あらゆる気持ちで胸がいっぱいに

一番つらかったのが排泄です。おしっこが出ている感覚もない。おしっこがしたいかどうかも分からない。コントロールができなくなっていたんです。尿道に管を入れて勝手におしっこがたまるようにしてもらったんですけど、なんとも言えない無力感に苛まれました。

もっと恥ずかしかったのは大きい方です。年頃の女性に始末をしてもらう。恥ずかしいし、情けない。そうなると、しようと思っても出ないんです。そこで看護師さんが言ってくださいました。

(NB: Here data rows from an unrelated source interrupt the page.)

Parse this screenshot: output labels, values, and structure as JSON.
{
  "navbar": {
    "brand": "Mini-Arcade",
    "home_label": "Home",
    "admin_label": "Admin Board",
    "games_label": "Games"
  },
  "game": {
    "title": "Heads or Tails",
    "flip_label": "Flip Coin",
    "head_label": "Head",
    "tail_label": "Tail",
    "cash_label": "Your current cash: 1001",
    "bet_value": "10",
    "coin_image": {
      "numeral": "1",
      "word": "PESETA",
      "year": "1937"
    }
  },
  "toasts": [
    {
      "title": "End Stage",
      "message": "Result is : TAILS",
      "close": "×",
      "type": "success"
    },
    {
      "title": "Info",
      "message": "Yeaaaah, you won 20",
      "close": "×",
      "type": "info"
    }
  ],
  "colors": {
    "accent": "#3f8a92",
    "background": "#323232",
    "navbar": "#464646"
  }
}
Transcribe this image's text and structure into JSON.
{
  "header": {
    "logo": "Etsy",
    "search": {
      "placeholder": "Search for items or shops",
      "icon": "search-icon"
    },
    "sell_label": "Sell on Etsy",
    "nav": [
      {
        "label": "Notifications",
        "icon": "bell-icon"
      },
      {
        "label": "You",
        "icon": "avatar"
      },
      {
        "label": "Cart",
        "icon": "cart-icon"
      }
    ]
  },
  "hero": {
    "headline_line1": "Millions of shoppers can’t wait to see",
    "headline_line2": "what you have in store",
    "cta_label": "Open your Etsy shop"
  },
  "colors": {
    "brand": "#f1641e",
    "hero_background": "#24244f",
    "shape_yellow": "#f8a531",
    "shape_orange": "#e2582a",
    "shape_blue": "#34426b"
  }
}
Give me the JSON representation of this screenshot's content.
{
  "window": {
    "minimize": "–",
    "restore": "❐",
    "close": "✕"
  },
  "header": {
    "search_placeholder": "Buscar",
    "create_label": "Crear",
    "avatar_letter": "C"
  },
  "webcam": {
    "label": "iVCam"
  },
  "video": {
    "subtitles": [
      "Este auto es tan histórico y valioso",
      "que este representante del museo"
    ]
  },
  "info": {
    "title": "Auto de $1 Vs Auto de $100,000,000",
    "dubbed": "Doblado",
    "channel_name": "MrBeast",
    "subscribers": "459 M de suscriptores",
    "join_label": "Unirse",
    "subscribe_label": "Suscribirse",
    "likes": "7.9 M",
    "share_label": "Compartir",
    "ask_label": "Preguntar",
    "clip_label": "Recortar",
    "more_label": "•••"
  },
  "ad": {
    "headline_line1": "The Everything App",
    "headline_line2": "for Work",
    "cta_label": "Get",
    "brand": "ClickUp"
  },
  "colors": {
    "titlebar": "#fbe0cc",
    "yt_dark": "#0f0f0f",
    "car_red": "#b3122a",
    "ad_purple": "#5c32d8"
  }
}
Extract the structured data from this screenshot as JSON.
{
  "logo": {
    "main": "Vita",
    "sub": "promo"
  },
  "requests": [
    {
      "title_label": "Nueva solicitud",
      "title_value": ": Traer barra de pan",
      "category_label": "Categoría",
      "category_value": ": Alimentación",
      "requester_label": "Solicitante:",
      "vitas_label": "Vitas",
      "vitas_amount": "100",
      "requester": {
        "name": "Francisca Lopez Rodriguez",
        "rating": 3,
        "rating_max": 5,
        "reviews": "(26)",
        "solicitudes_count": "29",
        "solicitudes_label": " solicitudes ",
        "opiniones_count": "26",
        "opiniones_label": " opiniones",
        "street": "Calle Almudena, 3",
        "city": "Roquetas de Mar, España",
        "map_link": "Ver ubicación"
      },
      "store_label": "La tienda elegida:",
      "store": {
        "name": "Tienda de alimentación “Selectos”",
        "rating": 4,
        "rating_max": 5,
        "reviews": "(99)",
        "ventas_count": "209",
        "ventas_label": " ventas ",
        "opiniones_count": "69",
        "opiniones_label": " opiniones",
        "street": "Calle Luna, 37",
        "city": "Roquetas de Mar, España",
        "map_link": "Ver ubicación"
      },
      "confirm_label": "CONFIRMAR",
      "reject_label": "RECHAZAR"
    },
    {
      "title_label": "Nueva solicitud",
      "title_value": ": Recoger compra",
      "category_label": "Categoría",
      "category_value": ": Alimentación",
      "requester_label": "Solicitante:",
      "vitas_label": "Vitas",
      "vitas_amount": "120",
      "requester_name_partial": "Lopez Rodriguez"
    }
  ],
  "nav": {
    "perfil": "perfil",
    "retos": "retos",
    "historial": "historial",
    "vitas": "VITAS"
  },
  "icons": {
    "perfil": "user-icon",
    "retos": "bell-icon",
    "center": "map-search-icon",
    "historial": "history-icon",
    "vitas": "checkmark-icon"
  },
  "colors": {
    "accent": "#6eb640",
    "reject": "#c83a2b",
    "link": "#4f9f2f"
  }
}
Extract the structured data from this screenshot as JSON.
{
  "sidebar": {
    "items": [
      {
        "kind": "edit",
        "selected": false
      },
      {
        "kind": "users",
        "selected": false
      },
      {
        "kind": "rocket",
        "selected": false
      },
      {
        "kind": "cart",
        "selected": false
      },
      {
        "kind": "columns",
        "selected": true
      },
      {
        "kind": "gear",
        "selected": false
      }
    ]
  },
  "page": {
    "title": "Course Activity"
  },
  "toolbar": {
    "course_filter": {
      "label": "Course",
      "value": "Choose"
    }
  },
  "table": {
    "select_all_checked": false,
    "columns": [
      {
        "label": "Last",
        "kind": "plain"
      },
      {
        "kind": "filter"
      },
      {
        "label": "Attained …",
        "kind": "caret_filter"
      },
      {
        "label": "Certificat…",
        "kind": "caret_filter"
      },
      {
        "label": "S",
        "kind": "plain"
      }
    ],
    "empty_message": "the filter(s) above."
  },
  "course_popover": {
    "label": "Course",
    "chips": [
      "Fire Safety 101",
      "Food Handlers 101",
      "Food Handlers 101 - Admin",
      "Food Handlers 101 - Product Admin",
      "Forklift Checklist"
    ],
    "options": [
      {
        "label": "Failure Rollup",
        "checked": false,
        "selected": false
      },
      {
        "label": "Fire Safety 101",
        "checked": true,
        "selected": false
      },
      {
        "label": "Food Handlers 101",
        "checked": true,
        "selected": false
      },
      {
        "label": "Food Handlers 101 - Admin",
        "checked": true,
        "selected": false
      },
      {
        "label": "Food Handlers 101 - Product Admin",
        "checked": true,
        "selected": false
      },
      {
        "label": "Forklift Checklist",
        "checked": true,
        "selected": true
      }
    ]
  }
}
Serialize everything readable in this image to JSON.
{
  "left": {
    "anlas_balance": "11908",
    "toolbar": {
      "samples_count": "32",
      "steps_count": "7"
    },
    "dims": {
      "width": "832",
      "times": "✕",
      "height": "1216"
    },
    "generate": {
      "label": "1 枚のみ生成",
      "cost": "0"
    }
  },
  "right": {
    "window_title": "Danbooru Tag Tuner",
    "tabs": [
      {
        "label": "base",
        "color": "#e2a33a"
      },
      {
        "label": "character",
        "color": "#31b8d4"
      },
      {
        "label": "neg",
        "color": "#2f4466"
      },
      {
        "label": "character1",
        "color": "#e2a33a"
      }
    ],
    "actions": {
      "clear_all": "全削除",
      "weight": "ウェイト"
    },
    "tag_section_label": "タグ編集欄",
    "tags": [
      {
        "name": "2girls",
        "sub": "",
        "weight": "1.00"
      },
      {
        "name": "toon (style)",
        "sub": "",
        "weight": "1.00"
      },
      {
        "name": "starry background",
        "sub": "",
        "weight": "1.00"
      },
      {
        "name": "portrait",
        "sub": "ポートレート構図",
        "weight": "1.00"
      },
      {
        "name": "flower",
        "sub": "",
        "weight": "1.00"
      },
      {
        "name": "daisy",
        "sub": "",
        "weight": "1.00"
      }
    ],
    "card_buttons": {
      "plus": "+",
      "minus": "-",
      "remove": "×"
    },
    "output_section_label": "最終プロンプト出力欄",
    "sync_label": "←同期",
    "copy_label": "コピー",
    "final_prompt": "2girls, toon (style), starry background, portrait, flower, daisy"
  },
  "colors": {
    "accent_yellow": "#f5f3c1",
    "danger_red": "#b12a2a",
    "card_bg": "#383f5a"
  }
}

「少なくとも、私たちは大きい方のお手伝いを日々やっていますから平気です。それでも恥ずかしいのも分かりますし、やりやすいようにおっしゃってくださいね」

人のやさしさ。プロのすごみ。そして、自分の情けなさ。あらゆる気持ちで胸がいっぱいになりました。

インタビューを受ける近藤光史さん
(撮影:中西正男)

そこから退院して、仕事にも戻って、今は朝起きたら自分でおしっこができる。これがうれしい。何万回もやってきたであろう排泄ですけど、そこに喜びを感じています。

首だけ置いておいてという話もそうでしょうし、やっぱりこの仕事を自分はしたいんだ。それを感じた入院でした。

「自分に正直であれ」。この言葉を常に抱いてやってきたんですけど、ありのままの近藤光史をありのままの近藤光史としてしゃべる。特別な何かをやるということではなく、喜怒哀楽をその文字のままに出す。それを噛みしめた時間になったのかもしれません。